I hope you have better mathematical skills than me. I only study math at a low level since i am study to become a teacher. Sadly, this leaves me with only having a basic knowledge and this is probably why I am stuck with this both problems I have been given to solve and my pass and grade depens on it. But i am stuck and becoming desperate, so i hope there is someone who can help me solving it. I don't necessary need to know the whole solution. But maybe some tips and idications how i will solve it. Thank you all so much.

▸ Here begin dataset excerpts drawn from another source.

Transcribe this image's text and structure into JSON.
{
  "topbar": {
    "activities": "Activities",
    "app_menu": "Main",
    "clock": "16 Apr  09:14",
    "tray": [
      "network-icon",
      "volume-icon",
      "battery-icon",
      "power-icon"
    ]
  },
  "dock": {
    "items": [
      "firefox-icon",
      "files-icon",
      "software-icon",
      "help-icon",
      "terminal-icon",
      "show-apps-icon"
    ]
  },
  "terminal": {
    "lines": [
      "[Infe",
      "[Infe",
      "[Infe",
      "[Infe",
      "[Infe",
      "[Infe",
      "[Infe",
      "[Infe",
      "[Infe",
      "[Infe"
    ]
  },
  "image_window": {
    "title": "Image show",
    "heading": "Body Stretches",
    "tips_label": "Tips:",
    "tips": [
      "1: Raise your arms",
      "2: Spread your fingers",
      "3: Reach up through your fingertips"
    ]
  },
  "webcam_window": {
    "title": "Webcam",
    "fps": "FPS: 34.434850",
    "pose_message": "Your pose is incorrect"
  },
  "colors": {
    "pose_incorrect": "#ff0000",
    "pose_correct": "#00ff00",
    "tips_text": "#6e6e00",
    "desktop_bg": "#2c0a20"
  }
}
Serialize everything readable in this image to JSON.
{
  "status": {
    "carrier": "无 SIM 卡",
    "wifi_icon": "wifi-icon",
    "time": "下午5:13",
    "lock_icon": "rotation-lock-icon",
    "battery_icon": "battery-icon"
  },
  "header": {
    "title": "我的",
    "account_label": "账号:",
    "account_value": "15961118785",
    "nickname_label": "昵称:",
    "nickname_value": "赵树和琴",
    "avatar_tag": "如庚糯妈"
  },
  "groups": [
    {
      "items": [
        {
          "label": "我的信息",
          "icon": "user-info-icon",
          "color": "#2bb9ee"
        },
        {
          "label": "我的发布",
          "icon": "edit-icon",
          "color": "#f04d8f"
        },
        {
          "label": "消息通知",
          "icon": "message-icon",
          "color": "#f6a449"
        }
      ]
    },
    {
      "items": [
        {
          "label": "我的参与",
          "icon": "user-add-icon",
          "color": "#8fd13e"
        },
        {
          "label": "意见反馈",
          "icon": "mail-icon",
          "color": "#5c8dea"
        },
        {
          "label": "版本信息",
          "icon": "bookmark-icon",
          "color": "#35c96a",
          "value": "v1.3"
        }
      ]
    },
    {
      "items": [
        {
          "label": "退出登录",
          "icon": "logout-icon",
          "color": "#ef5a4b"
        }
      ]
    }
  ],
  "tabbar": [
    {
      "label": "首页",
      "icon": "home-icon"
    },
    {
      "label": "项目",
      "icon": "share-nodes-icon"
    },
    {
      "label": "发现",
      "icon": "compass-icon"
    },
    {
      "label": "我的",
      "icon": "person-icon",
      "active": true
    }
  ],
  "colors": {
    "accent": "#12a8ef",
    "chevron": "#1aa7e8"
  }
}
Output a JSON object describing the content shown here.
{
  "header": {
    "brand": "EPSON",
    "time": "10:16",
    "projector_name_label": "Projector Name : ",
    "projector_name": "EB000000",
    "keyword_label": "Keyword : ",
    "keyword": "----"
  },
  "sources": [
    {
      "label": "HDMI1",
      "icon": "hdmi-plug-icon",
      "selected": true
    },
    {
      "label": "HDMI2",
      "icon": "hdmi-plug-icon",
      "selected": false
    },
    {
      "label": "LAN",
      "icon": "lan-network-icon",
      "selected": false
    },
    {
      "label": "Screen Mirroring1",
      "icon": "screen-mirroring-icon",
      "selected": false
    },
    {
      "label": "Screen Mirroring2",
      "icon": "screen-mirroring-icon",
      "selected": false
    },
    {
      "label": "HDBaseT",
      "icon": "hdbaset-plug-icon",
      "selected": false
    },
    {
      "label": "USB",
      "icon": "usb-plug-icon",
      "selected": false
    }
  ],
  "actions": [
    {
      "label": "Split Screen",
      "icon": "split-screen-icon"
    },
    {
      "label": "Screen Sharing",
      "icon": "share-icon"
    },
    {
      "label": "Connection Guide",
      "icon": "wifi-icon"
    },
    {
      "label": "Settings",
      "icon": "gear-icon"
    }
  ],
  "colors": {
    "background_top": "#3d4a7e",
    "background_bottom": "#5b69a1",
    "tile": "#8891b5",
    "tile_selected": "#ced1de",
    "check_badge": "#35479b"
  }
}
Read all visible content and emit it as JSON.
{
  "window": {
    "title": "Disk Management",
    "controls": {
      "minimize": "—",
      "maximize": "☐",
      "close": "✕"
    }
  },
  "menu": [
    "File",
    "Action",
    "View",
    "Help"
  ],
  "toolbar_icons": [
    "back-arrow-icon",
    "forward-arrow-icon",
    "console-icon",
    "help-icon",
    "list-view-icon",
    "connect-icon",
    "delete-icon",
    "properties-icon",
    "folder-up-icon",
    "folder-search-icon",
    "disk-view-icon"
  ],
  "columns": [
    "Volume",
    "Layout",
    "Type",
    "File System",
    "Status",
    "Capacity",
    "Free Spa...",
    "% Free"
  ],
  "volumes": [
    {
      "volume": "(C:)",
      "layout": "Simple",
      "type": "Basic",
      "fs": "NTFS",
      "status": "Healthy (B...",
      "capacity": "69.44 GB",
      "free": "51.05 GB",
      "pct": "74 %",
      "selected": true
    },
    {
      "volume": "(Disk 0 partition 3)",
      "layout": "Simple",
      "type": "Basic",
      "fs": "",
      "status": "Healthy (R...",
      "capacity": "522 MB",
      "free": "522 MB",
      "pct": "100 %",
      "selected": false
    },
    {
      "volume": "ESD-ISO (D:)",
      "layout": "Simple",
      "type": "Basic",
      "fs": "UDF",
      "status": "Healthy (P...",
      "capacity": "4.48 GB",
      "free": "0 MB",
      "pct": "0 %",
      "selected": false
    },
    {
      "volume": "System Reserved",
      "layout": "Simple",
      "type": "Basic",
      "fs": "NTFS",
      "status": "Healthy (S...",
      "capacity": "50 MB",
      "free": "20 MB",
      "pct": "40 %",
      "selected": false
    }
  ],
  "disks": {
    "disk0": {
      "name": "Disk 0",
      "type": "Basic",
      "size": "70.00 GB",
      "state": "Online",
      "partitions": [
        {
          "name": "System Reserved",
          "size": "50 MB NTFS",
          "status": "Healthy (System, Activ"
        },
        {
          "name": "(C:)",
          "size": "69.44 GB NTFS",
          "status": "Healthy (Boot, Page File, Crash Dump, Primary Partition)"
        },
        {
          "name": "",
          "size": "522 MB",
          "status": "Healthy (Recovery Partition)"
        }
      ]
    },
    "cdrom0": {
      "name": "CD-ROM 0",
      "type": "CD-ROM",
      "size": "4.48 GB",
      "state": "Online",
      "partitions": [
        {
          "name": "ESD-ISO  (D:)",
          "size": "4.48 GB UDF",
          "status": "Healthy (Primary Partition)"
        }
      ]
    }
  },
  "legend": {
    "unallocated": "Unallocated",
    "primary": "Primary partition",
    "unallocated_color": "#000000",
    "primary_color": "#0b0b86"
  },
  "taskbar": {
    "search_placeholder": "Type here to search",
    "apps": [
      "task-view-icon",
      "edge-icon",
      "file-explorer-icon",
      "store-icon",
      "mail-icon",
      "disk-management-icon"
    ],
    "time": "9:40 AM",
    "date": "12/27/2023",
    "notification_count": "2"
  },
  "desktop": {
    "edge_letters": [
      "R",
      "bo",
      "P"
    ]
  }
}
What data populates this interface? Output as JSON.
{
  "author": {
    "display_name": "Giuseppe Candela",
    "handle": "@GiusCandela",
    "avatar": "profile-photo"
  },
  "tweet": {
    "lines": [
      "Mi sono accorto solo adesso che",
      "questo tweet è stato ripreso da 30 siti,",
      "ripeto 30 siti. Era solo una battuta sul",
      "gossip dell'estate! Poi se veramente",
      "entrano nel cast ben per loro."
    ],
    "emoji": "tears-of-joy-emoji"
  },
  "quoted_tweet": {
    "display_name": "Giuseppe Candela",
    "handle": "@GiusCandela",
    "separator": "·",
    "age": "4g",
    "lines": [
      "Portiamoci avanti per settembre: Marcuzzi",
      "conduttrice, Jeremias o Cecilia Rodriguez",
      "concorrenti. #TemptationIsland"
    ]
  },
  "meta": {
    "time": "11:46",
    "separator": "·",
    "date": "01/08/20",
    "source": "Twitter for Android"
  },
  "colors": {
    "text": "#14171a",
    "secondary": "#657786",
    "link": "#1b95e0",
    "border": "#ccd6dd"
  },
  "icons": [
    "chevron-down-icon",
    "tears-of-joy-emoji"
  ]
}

(by the way I hope i use the right mathematical language, cos i am only used to the german words in the mathematical sense)

So these are my problems:

1) Determine the rest of

$\displaystyle \sum\limits_{i=1}^{n} 10^{10^i}$ when divided by 7.

Using basic properties of powers and Fermat's Little Theorem, it's easy to prove that $\displaystyle 3^{10^i}=4\!\!\!\pmod 7\,\,\,\forall\,i\in\mathbb{N}$, so this sum is just $\displaystyle 4n\!\!\!\mod 7$ ...

2) Prove that

$\displaystyle n^{4k+1} \equiv n\, mod\, m, $ for all n, k $\displaystyle \in \mathbb{N} \iff m|30 $